It had genuine baseball impact, providing runs that were the difference between a one-run defeat and a one-run victory in a game that the Mets hoped would have far-reaching pennant race implications. It did not. The home run did have long and sturdy legs though. Some seven years after it splashed down, the ripples it created remain conspicuous. It still stands among the most memorable hit at Shea, perhaps the most memorable. Others, struck by Al Weis, Lenny Dykstra, Darryl Strawberry, Ray Knight, Todd Pratt and Piazza himself, did more to fuel Mets success.
This one, the one Piazza crushed on Sept. 21, 2001, accomplished more in a greater, more significant arena.
The country had been assaulted 10 days earlier, rocked to its constitutional foundation. The world had changed on 9/11. Braves at Mets, staged 10 days later, was an early step in recovery and toward accepting our altered reality. It was the first professional sporting event in the five boroughs after the attacks that pierced the city's sense of safety. And the home run by the Mets catcher and most political member was the keynote address of the evening.

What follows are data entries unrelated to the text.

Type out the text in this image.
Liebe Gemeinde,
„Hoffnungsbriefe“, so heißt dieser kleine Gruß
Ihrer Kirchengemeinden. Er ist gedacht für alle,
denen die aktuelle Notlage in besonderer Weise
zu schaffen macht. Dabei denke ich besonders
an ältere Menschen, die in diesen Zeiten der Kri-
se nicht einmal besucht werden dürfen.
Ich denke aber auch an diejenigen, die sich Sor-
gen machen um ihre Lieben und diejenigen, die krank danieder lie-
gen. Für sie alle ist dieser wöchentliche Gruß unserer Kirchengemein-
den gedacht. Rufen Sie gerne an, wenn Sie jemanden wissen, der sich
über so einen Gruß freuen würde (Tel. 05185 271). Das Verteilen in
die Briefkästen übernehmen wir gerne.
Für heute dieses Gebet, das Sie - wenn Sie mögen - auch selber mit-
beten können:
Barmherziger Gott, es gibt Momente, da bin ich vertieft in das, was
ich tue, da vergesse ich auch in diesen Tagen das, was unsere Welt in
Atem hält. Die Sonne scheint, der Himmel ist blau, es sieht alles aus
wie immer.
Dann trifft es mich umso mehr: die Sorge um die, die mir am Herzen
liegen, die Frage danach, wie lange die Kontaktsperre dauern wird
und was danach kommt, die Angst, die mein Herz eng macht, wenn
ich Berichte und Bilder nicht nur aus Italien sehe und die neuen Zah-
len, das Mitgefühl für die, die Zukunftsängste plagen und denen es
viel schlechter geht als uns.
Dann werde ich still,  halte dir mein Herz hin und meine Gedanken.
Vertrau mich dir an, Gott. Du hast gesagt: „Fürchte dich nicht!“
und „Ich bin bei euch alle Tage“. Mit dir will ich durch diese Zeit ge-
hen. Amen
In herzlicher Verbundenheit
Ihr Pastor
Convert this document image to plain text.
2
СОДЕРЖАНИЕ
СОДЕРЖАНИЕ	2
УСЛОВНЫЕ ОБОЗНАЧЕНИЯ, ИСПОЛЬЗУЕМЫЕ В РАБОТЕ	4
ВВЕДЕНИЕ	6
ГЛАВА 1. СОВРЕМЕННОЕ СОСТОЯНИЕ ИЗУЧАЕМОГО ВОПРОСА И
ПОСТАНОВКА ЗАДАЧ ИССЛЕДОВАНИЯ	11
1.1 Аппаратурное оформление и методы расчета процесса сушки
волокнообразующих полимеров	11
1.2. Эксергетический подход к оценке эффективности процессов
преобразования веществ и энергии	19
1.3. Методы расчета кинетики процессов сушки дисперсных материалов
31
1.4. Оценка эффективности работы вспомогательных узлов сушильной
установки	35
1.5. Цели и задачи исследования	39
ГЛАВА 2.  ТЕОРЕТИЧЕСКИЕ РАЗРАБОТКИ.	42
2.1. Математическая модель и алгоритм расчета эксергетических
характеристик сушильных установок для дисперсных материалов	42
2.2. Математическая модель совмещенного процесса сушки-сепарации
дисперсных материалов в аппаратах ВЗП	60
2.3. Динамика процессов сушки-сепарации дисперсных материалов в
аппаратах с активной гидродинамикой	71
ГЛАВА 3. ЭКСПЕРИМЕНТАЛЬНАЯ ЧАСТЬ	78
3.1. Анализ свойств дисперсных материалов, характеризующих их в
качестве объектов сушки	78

In its own way, the home run was as powerful as the "God Bless America" evening. The Mets were a long shot before the evening began. Piazza's long shot made them less of one. But its greater effect was as a release.
The public had dared to gather again en mass -- 41,235 people paid the price of admission, 7,000 of them purchased their tickets that day.

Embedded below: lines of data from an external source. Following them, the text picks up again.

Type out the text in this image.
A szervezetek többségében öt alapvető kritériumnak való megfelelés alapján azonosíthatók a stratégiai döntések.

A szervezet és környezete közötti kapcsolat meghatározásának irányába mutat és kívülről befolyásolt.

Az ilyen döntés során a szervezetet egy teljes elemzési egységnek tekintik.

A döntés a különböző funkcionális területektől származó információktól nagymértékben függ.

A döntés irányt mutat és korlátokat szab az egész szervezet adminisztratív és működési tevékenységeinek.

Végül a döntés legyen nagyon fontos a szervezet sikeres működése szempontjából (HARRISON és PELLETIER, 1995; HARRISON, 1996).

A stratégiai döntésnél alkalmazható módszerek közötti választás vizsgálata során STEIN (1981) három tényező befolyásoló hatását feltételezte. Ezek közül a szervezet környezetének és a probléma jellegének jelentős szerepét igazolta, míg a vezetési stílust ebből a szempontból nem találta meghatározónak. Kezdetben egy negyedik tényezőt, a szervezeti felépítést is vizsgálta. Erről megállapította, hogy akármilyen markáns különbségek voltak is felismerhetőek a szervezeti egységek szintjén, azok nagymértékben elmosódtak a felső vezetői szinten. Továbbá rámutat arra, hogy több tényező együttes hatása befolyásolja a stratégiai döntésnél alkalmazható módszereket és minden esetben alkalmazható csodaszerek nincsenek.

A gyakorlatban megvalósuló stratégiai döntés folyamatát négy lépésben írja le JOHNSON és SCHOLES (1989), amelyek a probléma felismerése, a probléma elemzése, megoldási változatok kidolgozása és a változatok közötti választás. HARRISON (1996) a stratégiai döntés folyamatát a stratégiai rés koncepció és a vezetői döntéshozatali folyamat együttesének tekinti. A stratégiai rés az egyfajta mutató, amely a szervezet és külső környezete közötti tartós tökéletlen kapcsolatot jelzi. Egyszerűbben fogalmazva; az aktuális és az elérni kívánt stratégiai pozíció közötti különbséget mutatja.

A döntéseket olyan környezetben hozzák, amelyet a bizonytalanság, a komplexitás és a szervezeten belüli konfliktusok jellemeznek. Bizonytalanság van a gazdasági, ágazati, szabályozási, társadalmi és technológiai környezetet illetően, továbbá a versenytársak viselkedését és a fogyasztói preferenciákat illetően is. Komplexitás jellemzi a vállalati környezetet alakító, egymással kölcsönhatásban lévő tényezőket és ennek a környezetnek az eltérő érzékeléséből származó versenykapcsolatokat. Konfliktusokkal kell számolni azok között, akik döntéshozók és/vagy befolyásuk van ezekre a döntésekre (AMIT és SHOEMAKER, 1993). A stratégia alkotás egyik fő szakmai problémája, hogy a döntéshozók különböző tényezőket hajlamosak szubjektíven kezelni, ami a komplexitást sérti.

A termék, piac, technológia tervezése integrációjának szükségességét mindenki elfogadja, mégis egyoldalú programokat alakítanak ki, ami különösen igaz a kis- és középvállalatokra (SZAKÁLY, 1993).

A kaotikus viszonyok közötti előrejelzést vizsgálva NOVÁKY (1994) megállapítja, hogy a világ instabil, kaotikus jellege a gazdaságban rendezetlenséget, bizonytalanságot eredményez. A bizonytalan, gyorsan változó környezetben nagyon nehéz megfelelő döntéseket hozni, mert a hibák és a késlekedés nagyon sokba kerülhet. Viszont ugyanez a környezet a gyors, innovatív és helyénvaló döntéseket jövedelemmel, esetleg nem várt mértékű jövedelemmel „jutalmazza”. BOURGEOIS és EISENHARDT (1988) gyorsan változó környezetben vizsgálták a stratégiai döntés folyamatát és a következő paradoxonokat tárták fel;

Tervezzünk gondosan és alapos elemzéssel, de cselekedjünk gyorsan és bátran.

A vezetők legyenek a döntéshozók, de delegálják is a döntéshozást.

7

A Braves victory, a common element in Mets seasons in those days, probably wouldn't have spoiled the evening. But Piazza made the evening an indelible entry in the memories of any who witnessed it.

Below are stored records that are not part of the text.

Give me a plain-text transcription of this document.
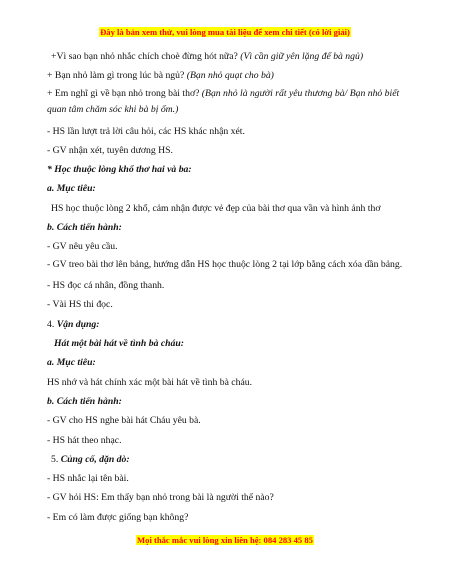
Đây là bản xem thử, vui lòng mua tài liệu để xem chi tiết (có lời giải)
+Vì sao bạn nhỏ nhắc chích choè đừng hót nữa? (Vì cần giữ yên lặng để bà ngủ)
+ Bạn nhỏ làm gì trong lúc bà ngủ? (Bạn nhỏ quạt cho bà)
+ Em nghĩ gì về bạn nhỏ trong bài thơ? (Bạn nhỏ là người rất yêu thương bà/ Bạn nhỏ biết quan tâm chăm sóc khi bà bị ốm.)
- HS lần lượt trả lời câu hỏi, các HS khác nhận xét.
- GV nhận xét, tuyên dương HS.
* Học thuộc lòng khổ thơ hai và ba:
a. Mục tiêu:
HS học thuộc lòng 2 khổ, cảm nhận được vẻ đẹp của bài thơ qua vần và hình ảnh thơ
b. Cách tiến hành:
- GV nêu yêu cầu.
- GV treo bài thơ lên bảng, hướng dẫn HS học thuộc lòng 2 tại lớp bằng cách xóa dần bảng.
- HS đọc cá nhân, đồng thanh.
- Vài HS thi đọc.
4. Vận dụng:
Hát một bài hát về tình bà cháu:
a. Mục tiêu:
HS nhớ và hát chính xác một bài hát về tình bà cháu.
b. Cách tiến hành:
- GV cho HS nghe bài hát Cháu yêu bà.
- HS hát theo nhạc.
5. Củng cố, dặn dò:
- HS nhắc lại tên bài.
- GV hỏi HS: Em thấy bạn nhỏ trong bài là người thế nào?
- Em có làm được giống bạn không?
Mọi thắc mắc vui lòng xin liên hệ: 084 283 45 85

The evening was like no other at Shea -- a catharsis in every way -- well before he swung at a 1-2 fastball delivered by reliever Steve Karsay. His formidable power launched a fly ball that caromed off an elevated television camera beyond the outfield wall just left of center.
"I'm so happy I gave these people something to cheer," Piazza said. "So proud to be part of it."
"It was like Casey coming to the plate. It's one of those moments everybody on the bench thinks it's going to happen," teammate Todd Zeile said.
Piazza made many memories in his time with the Mets -- May 23, 1998 through the 2005 season, most of them with his bat. He drove in at least one run in 15 consecutive games in 2000, the longest streak in the big leagues since 1922. A year earlier, he had established a franchise record for single-season RBIs, 124. Though he played in merely eight seasons with the Mets and ranks ninth in at-bats in their history, he hit the second-most home runs -- 220. Only Darryl Strawberry (252) has hit more.
The home run Piazza hit at Shea on May 5, 2004 was the 352nd he had hit as a catcher and made him the No. 1 slugger at his position. By the time he retired after last season, he had hit 394 as a catcher and 427 in his career.
The numbers he has produced, the power that produced the numbers and his often heroic hitting earned Piazza a characterization that almost has become an official part of his baseball identity -- the greatest hitting catcher of all time. When his retirement became official in May, former teammates and adversaries used the phrase matter of factly and raved about their personal experiences with Piazza.
"But you knew when he was in the park," Billy Wagner said. "You could hear him take BP. There are about six or seven guys in my time you could hear the difference when they stepped into the cage -- Mike, [Gary] Sheffield, Mo [Moises Alou], Big Mac [Mark McGwire], [Barry] Bonds."
"If you made a mistake to Mike Piazza," Curt Schilling said, "it wasn't like a mistake to anyone else ... it was like committing suicide right on the mound."
His adversaries and colleagues often were in awe of him. Witness the words of John Stearns, a Mets coach in 2000. A television microphone picked up Stearns' comment after a typically scorched hit by Piazza during the NLCS: "The monster is out of the cage."
"He's a tank and the rest of us are pea-shooters," Lenny Harris once said. "That thing they say about 'You can only hope to contain him' ... that had to start with Piazza. You can't stop him, you know that. He's done some things, hit some balls you have to see to believe and even then you don't believe them."